La Metodologia, pertanto, volendo andare oltre le WCAG (nota 10), e facendolo su basi poco definite (anche il concetto di "progettazione universale" è assai vago, applicato al web), giunge a conclusioni forzate, ben poco convincenti (nota 11), nelle quali la parola ‘accessibilità’ non viene usata con il significato comune (nota 12) né con un significato tecnico, bensì con un significato che si presta a molte e diverse interpretazioni. La legge Stanca era una buona occasione per riflettere a fondo, per dare o cercare di dare un fondamento non dico scientifico ma almeno comunicativo ed editoriale a concetti ancora generici come l'usabilità e l'accessibilità. La buona occasione è stata sprecata: si è preferito allinearsi ai luoghi comuni ed evitare il confronto globale (le WCAG 2.0 sono sì una bozza, ma sono on line da quattro anni, cioè da prima dell'inizio della legislatura: insomma, leggere e partecipare alla loro evoluzione non solo non è vietato, ma non costa nulla. E poi non ci sono solo le WCAG).
La legge
Soluzioni bell’e pronte non ce n’è, sia chiaro, ma bisogna discutere, perché la scienza non si definisce per legge. E infatti, la legge non riguarda l’accessibilità dei siti. A questa conclusione è già giunto per altre strade Lorenzo Spallino (nota 13), che ha mostrato che la legge riguarda solo i contratti che eventualmente un’amministrazione pubblica stipulerà per fare, rifare o aggiornare il sito. Noi, a questo punto, possiamo limitare ulteriormente: interpretata alla lettera e, come è doveroso, dal punto di vista semantico (nota 14), la legge riguarda solo i contratti stipulati per la realizzazione o l’affitto dei software utilizzati per fare, rifare o aggiornare un sito, perché sono gli unici ai quali è applicabile la parola ‘accessibilità’ in senso tecnico.

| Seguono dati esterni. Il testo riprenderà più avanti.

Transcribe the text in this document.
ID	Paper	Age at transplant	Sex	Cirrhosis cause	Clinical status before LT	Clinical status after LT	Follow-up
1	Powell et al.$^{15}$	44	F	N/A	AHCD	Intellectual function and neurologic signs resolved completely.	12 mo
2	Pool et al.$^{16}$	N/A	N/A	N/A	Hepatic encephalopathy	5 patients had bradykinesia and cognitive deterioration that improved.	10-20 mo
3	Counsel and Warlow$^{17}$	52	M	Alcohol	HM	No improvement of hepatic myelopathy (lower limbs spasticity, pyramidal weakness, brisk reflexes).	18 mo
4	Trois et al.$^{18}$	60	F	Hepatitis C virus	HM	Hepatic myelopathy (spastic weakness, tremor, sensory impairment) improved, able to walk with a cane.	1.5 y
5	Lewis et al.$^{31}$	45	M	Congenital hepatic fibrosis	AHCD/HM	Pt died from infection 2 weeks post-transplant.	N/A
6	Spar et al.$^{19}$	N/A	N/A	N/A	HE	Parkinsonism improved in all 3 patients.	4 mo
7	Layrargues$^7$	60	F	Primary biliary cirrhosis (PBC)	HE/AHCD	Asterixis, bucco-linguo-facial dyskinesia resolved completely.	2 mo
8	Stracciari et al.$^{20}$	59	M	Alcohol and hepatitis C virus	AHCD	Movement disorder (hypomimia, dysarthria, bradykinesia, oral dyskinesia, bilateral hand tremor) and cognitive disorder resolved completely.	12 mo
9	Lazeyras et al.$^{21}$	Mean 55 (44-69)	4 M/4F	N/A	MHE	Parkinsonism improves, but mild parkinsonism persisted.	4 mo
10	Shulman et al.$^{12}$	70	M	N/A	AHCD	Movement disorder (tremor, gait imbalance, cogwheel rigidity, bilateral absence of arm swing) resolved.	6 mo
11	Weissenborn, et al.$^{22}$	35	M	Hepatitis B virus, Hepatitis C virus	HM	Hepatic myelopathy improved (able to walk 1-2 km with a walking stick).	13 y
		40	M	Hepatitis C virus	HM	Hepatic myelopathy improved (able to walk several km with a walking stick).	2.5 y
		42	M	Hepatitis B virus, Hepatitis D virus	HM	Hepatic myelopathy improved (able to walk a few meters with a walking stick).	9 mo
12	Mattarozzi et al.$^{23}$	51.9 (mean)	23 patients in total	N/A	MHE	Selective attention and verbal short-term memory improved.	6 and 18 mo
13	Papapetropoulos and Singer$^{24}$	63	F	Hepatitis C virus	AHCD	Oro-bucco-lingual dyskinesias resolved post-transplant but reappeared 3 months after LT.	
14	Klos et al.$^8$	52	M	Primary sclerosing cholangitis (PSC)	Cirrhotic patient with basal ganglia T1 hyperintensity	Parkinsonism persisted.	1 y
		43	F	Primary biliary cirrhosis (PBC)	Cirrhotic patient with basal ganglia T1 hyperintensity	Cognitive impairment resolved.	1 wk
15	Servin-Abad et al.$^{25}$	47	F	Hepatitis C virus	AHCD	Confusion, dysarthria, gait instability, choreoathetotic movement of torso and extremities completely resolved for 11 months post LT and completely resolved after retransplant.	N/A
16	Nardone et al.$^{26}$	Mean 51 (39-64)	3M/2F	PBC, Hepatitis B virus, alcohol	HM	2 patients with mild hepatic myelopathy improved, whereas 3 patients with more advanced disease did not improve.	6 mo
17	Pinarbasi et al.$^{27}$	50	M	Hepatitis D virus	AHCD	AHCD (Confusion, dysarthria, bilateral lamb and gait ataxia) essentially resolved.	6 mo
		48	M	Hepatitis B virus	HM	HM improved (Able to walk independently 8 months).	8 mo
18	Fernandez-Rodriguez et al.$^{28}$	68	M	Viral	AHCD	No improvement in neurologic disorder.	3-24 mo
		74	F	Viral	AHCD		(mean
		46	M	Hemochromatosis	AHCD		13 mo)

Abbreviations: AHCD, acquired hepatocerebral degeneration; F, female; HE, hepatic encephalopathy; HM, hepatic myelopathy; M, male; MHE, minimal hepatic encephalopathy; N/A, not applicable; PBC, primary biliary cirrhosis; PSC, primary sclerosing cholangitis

Stando così le cose, si potrebbe eliminare dalla legge tutto ciò che non riguarda gli aspetti non oggettivamente misurabili di un sito e definire l’accessibilità per quel tanto che essa può essere definita al momento: un aspetto tecnico della costruzione di un oggetto di comunicazione, che come tale è fatto di tante altre cose che tecniche non sono. Di queste può occuparsi una legge? No, ma parrebbe di sì, a giudicare dall’istituzione di “valutatori”, cioè “soggetti iscritti nell’apposito elenco e qualificati a certificare le caratteristiche di accessibilità dei servizi” (nota 15). Se sarà effettivamente così, prepariamoci a castigare chi commetterà errori di grammatica, questi sì valutabili oggettivamente e in grado di rendere ‘inaccessibile’ un sito modificando il senso delle parole.
E a proposito di grammatica (e di tecnologie assistive) (e anche di capacità di mettersi nei panni dell’utente), a nessuno è mai venuto in mente che un sito tecnicamente accessibile, se viene visitato con un sintetizzatore vocale, può essere compreso anche da un bambino in età prescolare, da un analfabeta, da uno straniero che ha una competenza passiva dell’italiano? Se questi destinatari fossero stati esplicitati accanto ai disabili, lo spirito della legge di ottemperare “al principio di uguaglianza ai sensi dell’articolo 3 della Costituzione” sarebbe stato perseguito meglio, e si sarebbe potuto riflettere, con uno sguardo meno compiaciuto alle iniziative pro-disabili nell’anno a loro dedicato (appunto il 2003), sui mutamenti cognitivi più profondi collegati alle nuove tecnologie dell'informazione.